Feta cheese is a versatile, semi-soft yet crumbly, salty cheese traditionally made in Greece from sheep's milk. However, you can find many fetas that are made with cow's milk in most supermarkets, specialty cheese shops and gourmet food stores. According to Professor's House, feta is a curd cheese, meaning that the milk it is produced from undergoes a process of curdling, resulting in the cheese that is sold in stores.
A 2005 European Union ruling restricted the name "feta" from being used by countries other than Greece, where feta originates. Despite this ruling, you can still find numerous cheeses labeled as "feta" made in countries such as Bulgaria, France and even the United States. You may need to search in a specialty cheese store or online to find authentic feta cheese, which can be quite expensive. You can purchase full-fat, reduced-fat and non-fat fetas in most American grocery stores.
Serving Size and Calories
The typical serving size for feta cheese is 1 ounce, which basically amounts to a small palm-full of crumbled cheese. One ounce of regular, full-fat feta has 75 calories, as opposed to 70 calories in the same quantity of reduced-fat feta. There are 30 calories in 1 ounce of fat-free feta, according to Diet Facts.
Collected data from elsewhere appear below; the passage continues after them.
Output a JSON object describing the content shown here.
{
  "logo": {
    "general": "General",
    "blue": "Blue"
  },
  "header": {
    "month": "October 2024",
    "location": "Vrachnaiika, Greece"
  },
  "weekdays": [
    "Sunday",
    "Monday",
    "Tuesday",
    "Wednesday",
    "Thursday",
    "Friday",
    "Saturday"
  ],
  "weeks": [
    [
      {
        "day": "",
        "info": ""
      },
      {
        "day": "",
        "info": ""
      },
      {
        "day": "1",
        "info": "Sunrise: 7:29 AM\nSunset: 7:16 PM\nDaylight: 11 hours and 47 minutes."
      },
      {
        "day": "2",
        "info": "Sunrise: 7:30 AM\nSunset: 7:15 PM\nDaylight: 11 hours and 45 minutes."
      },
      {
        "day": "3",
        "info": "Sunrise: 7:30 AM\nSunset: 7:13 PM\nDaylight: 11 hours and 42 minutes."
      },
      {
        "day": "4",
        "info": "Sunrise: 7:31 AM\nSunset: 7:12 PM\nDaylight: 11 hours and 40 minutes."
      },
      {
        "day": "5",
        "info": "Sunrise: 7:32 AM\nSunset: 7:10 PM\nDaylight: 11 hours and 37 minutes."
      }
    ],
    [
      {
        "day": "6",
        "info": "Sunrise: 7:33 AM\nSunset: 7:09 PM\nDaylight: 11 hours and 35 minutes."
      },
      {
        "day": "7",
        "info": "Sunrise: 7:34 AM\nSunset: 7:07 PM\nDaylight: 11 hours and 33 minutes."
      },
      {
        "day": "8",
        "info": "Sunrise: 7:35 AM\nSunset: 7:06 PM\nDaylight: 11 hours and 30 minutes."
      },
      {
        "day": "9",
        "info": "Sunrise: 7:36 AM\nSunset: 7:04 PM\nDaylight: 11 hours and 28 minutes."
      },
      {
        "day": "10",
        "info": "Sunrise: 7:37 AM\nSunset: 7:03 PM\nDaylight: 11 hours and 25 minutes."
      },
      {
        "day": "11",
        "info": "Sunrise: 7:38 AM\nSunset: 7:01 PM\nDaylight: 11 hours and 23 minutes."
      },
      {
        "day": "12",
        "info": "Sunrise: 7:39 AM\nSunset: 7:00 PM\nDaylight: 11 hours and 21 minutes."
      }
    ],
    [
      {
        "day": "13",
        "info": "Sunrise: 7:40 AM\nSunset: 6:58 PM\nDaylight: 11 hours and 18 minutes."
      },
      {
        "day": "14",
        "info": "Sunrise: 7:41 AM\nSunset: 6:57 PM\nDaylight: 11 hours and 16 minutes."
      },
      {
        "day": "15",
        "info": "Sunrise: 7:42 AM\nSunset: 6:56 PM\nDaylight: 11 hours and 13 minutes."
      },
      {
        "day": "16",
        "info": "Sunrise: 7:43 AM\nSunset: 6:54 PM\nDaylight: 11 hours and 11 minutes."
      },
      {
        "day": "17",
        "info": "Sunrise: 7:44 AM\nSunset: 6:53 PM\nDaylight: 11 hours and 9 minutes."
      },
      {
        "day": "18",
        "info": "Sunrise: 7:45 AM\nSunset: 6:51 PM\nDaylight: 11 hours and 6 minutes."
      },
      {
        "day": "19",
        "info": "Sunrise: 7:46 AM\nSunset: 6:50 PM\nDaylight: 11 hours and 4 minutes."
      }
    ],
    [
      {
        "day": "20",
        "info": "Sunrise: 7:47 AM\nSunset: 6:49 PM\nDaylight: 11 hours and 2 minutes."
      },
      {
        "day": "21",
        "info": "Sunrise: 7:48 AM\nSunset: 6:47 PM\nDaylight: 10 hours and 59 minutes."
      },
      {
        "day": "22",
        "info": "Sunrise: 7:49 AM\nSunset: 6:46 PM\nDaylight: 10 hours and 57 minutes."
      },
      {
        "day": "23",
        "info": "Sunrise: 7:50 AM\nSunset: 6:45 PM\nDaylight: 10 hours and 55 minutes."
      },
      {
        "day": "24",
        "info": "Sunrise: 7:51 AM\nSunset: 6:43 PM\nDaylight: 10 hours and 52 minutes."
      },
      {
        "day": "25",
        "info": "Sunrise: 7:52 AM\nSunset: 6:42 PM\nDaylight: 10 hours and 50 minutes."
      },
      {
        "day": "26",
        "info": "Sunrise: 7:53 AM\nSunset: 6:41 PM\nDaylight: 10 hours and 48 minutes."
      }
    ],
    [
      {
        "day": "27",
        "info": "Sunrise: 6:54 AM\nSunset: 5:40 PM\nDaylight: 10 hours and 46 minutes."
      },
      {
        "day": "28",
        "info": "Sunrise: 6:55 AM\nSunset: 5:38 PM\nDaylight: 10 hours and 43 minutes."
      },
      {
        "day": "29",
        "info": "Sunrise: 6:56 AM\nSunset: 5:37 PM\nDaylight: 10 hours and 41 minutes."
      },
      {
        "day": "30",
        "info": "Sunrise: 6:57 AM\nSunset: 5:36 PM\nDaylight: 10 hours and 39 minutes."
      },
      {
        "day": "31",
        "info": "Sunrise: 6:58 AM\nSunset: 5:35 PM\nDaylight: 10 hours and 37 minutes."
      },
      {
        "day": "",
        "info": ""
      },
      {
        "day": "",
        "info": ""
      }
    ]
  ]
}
Feta cheese is often touted as being a healthier cheese because it's lower in fat content. According to registered dietitian Roberta Larson Duyff in the American Dietetic Association's "Complete Food and Nutrition Guide," full-fat feta is lower in fat than most other types of cheese, but not by much. One ounce of full-fat feta cheese has 6 grams of fat, of which 4 grams are saturated fat. Looking at another popular cheese such as cheddar can give you a realistic way to compare fat content. One ounce of cheddar has 9 grams of fat, of which 6 grams are saturated. Reduced-fat feta has around 4.5 grams of fat per serving, of which 3 grams are saturated fat. Non-fat feta has zero grams of fat.
According to Duyff, choosing a full-fat feta may be a better option than choosing a full-fat cheese such as cheddar, because a little goes a long way. Feta is a full-flavored, salty cheese that contributes a strong flavor to most dishes, so you don't need as much as you would with other types of cheeses. Choosing a reduced-fat or non-fat feta can serve the same function, but you do compromise a bit on flavor with reduced and non-fat cheeses.
Feta has a high sodium content, so those on sodium-restricted diets should avoid feta or use it sparingly. Although feta is lower in fat than many cheeses, it still has a high cholesterol and saturated fat content. You should practice moderation when eating feta cheese.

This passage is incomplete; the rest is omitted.